Perhaps most impressive, though, is its ability to hold down medical costs. Among UPMC's employees, most of whom use the hospital-run health plan, the cost of medical services has increased annually by about 2 percent. The rest of the nation, meanwhile, typically sees increases of 5.5 percent to 7 percent each year.

"This might sound mundane, but a lot of what this comes down to is building the right technology," says Diane Holder, president and chief executive of UPMC Health Plan. "The health care system is so fragmented. Most of the time, doctors don't know where their patients have been. We're in the hospitals, and we're able to follow patients."

Over two decades, UPMC went from a tiny start-up to the dominant health plan in Western Pennsylvania. It, in many ways, proves that a hospital can successfully launch its own insurance product.

UPMC Health Plan and Advisory Board co-founded Evolent in 2011, investing $20 million in the venture. UPMC Health Plan had proprietary software that it could license to other hospital-run plans, alongside the infrastructure to run a health plan.

Advisory Board, meanwhile, worked with a network of potential customers. Over the past two years, Evolent has signed up 14 hospitals across the nation as clients. MedStar Health was one of the first clients and came on board after executives took a trip to Pittsburgh to get a better sense of UPMC's plan.

"We spent the whole day with the group there," Mr. Wagner recalled. "We left very excited."

Not everyone is confident that these hospitals will succeed. Insurance plans are especially skeptical that hospitals have the know-how to compete against plans that have been in this business for decades. "I always take pause when people talking about doing something better that they've never done before," said Karen Ignagni, president of America's Health Insurance Plans. "Maybe that's just the mother in me."

Ms. Ignagni's trade association includes hospital-owned health plans that successfully transitioned into a new business segment. But she's also familiar with the hospitals that have failed because they did not set their premiums quite right or have a big enough network of doctors to meet patients' needs.

Hospitals have especially worried about how patients will react to a more limited network. Many hospital-run health plans folded in the mid-1990s, when patients revolted against the bureaucracy and the special authorizations necessary to see a specialist or go outside the network.

At MedStar, Mr.

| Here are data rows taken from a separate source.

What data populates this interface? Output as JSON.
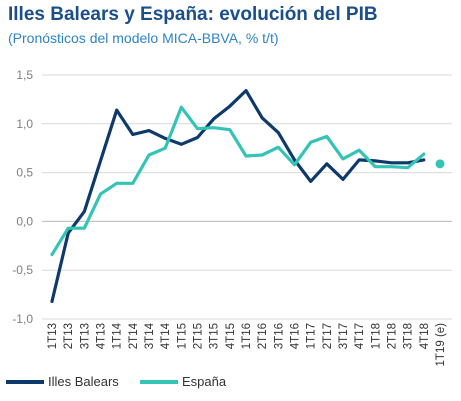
{
  "chart_data": {
    "type": "line",
    "title": "Illes Balears y España: evolución del PIB",
    "subtitle": "(Pronósticos del modelo MICA-BBVA, % t/t)",
    "xlabel": "",
    "ylabel": "",
    "ylim": [
      -1.0,
      1.5
    ],
    "y_ticks": [
      "1,5",
      "1,0",
      "0,5",
      "0,0",
      "-0,5",
      "-1,0"
    ],
    "y_tick_values": [
      1.5,
      1.0,
      0.5,
      0.0,
      -0.5,
      -1.0
    ],
    "grid": true,
    "legend_position": "bottom",
    "categories": [
      "1T13",
      "2T13",
      "3T13",
      "4T13",
      "1T14",
      "2T14",
      "3T14",
      "4T14",
      "1T15",
      "2T15",
      "3T15",
      "4T15",
      "1T16",
      "2T16",
      "3T16",
      "4T16",
      "1T17",
      "2T17",
      "3T17",
      "4T17",
      "1T18",
      "2T18",
      "3T18",
      "4T18",
      "1T19 (e)"
    ],
    "series": [
      {
        "name": "Illes Balears",
        "color": "#0e3a6b",
        "values": [
          -0.82,
          -0.12,
          0.1,
          0.62,
          1.14,
          0.89,
          0.93,
          0.85,
          0.79,
          0.86,
          1.05,
          1.18,
          1.34,
          1.06,
          0.91,
          0.63,
          0.41,
          0.59,
          0.43,
          0.63,
          0.62,
          0.6,
          0.6,
          0.63,
          null
        ]
      },
      {
        "name": "España",
        "color": "#33c4b6",
        "values": [
          -0.34,
          -0.07,
          -0.07,
          0.28,
          0.39,
          0.39,
          0.68,
          0.75,
          1.17,
          0.95,
          0.96,
          0.94,
          0.67,
          0.68,
          0.76,
          0.58,
          0.81,
          0.87,
          0.64,
          0.73,
          0.56,
          0.56,
          0.55,
          0.69,
          null
        ]
      }
    ],
    "forecast_point": {
      "series": "España",
      "category": "1T19 (e)",
      "value": 0.59,
      "color": "#33c4b6"
    }
  }
}
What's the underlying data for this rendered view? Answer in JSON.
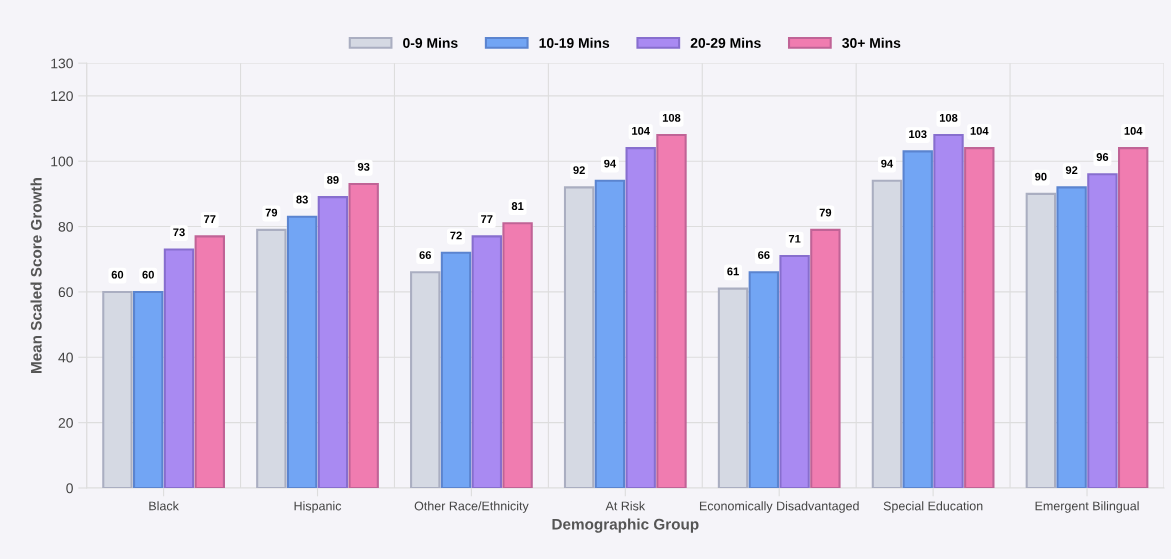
{
  "chart_data": {
    "type": "bar",
    "xlabel": "Demographic Group",
    "ylabel": "Mean Scaled Score Growth",
    "categories": [
      "Black",
      "Hispanic",
      "Other Race/Ethnicity",
      "At Risk",
      "Economically Disadvantaged",
      "Special Education",
      "Emergent Bilingual"
    ],
    "series": [
      {
        "name": "0-9 Mins",
        "color": "#d5d9e3",
        "values": [
          60,
          79,
          66,
          92,
          61,
          94,
          90
        ]
      },
      {
        "name": "10-19 Mins",
        "color": "#72a5f4",
        "values": [
          60,
          83,
          72,
          94,
          66,
          103,
          92
        ]
      },
      {
        "name": "20-29 Mins",
        "color": "#a98af2",
        "values": [
          73,
          89,
          77,
          104,
          71,
          108,
          96
        ]
      },
      {
        "name": "30+ Mins",
        "color": "#f07cb0",
        "values": [
          77,
          93,
          81,
          108,
          79,
          104,
          104
        ]
      }
    ],
    "ylim": [
      0,
      130
    ],
    "yticks": [
      0,
      20,
      40,
      60,
      80,
      100,
      120,
      130
    ],
    "grid": true,
    "legend": "top",
    "data_labels": true
  }
}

Wagner acknowledged those pressures, but contended that his hospital system would penalize patients only when they sought care that wasn't necessary or could have been provided within the MedStar network.

"You can't ignore them," he said. "If you don't need to go to the emergency room, but you go, and they send us a bill, we're going to deny that bill. Every payer will, and we can't be different from other payers. It's not good for your health to get your care through the emergency room. That's part of the signal we need to send people."